Yah no worries, just dump your load of mulch in the middle of the road
Future work
We believe that future research of automated tools may benefit from carefully considering such concerns, and a promising future direction may well be the development of semantic models in the form of knowledge bases. Hee et al. (2018) have specifically shown how introducing knowledge bases of common-sense, also known as general world-knowledge semantics, can significantly improve performance in detecting irony (in their case achieving a respectable F-measure of just over 0.7).
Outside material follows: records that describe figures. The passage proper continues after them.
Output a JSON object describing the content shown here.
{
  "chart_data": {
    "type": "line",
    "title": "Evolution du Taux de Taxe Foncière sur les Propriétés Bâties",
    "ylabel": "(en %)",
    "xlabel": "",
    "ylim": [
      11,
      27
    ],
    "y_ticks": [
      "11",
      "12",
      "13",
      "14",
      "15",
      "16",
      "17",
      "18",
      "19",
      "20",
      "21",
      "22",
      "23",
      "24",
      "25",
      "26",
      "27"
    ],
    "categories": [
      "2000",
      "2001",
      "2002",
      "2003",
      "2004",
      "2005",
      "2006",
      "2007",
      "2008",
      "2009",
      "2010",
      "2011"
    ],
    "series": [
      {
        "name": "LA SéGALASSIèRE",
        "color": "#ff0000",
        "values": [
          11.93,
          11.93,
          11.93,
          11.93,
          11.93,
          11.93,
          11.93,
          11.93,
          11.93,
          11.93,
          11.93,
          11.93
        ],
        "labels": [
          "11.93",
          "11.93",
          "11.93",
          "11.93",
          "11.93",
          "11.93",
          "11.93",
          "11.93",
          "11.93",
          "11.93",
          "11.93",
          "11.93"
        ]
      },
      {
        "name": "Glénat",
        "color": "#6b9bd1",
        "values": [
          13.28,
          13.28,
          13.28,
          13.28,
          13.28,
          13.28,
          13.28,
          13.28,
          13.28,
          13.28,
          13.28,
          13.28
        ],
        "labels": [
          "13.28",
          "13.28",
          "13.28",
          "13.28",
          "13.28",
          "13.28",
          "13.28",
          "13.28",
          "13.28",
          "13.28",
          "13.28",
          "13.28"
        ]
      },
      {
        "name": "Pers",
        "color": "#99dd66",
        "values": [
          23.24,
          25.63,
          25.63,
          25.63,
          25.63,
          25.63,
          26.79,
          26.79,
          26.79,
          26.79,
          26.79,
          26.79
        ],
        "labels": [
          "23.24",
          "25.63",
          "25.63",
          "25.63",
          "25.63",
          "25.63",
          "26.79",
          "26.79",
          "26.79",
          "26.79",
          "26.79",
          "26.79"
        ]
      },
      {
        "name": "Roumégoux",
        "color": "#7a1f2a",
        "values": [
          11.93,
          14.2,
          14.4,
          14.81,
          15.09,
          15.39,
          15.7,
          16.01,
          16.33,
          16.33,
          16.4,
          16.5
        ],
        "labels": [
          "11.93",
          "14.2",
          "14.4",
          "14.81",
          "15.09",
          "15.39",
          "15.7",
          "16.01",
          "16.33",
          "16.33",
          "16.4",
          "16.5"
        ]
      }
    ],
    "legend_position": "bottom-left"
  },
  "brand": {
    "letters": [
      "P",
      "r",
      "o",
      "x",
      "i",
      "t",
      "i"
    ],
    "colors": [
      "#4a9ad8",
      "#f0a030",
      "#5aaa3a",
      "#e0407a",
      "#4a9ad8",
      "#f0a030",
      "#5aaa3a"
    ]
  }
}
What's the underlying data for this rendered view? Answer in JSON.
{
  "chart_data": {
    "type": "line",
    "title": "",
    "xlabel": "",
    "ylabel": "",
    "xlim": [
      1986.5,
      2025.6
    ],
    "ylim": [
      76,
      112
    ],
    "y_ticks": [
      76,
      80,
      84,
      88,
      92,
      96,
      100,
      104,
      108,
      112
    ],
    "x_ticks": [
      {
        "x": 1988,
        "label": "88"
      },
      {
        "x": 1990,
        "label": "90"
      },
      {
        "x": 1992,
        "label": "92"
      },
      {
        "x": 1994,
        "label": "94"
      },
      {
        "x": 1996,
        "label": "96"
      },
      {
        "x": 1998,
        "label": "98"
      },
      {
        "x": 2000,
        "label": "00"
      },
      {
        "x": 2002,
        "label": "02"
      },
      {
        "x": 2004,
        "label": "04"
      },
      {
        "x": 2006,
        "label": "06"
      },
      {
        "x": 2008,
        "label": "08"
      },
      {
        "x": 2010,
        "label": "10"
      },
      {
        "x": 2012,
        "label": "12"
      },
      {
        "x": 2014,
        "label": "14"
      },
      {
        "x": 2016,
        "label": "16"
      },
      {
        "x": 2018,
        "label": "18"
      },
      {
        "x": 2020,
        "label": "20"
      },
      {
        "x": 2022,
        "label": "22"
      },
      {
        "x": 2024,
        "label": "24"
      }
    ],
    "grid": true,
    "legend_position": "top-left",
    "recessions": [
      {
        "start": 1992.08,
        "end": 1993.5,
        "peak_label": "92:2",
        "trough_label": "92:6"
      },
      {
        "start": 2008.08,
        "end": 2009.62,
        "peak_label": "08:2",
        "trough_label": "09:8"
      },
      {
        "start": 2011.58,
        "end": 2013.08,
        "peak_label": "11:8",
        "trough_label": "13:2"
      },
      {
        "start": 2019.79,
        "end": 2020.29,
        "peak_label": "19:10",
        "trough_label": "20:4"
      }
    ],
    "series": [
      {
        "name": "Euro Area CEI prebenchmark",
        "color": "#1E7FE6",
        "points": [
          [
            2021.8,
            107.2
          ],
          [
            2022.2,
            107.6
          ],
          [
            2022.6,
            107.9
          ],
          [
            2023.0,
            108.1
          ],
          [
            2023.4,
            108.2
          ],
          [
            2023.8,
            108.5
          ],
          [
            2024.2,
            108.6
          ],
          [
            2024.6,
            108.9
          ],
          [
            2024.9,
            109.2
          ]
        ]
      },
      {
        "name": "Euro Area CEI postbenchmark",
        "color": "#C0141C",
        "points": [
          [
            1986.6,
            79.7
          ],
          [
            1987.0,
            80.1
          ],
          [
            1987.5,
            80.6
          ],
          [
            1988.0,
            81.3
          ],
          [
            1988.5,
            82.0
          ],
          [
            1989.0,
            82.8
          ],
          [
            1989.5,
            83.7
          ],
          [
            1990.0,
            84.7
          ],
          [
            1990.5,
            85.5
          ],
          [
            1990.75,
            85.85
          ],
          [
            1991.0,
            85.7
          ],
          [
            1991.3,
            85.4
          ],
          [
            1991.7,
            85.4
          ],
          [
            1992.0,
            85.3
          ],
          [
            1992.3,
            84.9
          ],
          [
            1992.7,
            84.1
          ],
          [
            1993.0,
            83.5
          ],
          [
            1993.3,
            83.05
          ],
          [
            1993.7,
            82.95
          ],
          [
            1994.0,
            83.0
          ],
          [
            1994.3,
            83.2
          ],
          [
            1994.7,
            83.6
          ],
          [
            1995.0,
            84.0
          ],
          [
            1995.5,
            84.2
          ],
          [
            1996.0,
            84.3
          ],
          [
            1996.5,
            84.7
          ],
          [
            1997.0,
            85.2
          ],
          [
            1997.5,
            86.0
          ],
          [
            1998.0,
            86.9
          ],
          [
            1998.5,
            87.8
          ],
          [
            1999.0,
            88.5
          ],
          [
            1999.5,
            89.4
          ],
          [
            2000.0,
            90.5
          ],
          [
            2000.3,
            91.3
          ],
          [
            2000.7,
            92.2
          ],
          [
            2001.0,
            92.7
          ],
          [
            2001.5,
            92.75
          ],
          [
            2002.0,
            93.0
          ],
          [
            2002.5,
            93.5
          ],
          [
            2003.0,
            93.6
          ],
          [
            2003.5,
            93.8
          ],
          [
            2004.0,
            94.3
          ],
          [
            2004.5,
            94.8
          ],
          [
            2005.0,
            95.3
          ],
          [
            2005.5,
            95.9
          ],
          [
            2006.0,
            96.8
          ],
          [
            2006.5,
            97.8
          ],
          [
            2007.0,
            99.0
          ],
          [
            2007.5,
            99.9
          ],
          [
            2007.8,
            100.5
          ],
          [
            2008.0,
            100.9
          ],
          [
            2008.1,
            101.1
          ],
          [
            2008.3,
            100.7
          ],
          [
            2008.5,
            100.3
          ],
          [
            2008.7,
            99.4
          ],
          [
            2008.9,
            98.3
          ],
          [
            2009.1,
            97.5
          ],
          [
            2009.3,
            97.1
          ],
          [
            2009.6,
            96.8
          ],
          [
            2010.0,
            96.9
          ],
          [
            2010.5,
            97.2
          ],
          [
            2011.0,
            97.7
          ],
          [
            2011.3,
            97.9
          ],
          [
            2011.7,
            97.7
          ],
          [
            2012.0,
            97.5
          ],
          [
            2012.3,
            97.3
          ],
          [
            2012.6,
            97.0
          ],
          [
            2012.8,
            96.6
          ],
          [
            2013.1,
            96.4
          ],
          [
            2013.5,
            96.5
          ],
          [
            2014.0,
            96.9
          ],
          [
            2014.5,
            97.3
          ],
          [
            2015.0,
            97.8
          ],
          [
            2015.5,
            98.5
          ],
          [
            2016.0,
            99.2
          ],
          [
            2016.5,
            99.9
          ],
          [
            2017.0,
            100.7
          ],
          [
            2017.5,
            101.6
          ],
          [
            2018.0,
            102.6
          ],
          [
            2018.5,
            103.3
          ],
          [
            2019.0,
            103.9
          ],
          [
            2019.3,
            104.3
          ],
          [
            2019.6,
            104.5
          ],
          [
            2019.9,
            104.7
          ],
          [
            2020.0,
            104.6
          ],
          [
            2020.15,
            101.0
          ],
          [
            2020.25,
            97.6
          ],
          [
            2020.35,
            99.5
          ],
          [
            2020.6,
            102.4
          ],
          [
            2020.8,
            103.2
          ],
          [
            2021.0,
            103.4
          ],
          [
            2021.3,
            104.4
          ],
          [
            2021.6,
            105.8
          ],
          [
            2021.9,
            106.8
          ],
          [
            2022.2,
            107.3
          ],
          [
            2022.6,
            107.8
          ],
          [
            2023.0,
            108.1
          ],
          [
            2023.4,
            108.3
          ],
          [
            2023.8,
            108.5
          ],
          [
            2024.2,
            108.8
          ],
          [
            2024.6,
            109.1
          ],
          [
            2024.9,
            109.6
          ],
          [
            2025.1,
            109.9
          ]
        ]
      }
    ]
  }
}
Indeed, an error analysis of misclassifications for automated sarcasm detection by Parde and Nielsen (2018) highlights three particular issues and areas for future work; (i) introducing models of world or common-sense knowledge to help detect sarcasm/irony, (ii) better approaches to normalising text, such as splitting up compound hashtags into individual words, to ultimately improving performance of sentiment detection approaches by appropriately reversing the polarity of detected sentiment, and (iii) issues around evolving language and slang on social media pose a continued challenge. These three future research challenge areas directly relate to also addressing the multi-word hashtag issue we have pointed out above. The fourth (iv) challenge area will be how to effectively resolve the temporal sense associated with complex hashtags and expression over certain specific time periods and individuals/community of users, where the meaning behind certain language use may be very specific to certain social network of users, or individuals.
Conclusion
This paper reviews core approaches to automated detection, the issues and actual prevalence of humorous, sarcastic and ironic language use within social media posts, in order to further understand and help researchers interpret and potentially mitigate the effects on sentiment analysis techniques. The main contribution of this paper is observations from a substantial semantic analysis of over 4000 social media posts. Within our analysis, we also explore 25 events and topics, from a random sample of 1820 tweets, taken from a large 1.5 million tweet dataset collection, across a range of events including, scandals, product releases, cultural events, accidents and terror incidents. Our findings highlight the lack of genuine use of sarcasm, humour and irony with certain hashtag markers. For instance, hashtags like “#sarcasm” are not necessarily good indicators of sarcasm. Machine learning models for automated sarcasm and irony detection, as well as related performance of sentiment analysis tools are likely to be impacted by this observation, as these are often trained on training data of hence highly questionable quality and little qualitative appreciation of the underlying data. We further highlight the contextualised use of multi-word hashtags in the communication of general humour, while focusing specifically on sarcasm and irony. After reviewing the state of the art, we found that most sentiment analysis systems simply fail to recognise such hashtag-based expressions. A study that qualitatively investigates surface meaning of humour, sarcasm and irony use over a sizeable set of tweets was until now missing. We believe our findings are of importance to the research community for academics that use and apply, as well as develop, such tools.
Footnotes
Declaration of conflicting interests
The author(s) declared no potential conflicts of interest with respect to the research, authorship, and/or publication of this article.
Funding
The author(s) received no financial support for the research, authorship, and/or publication of this article.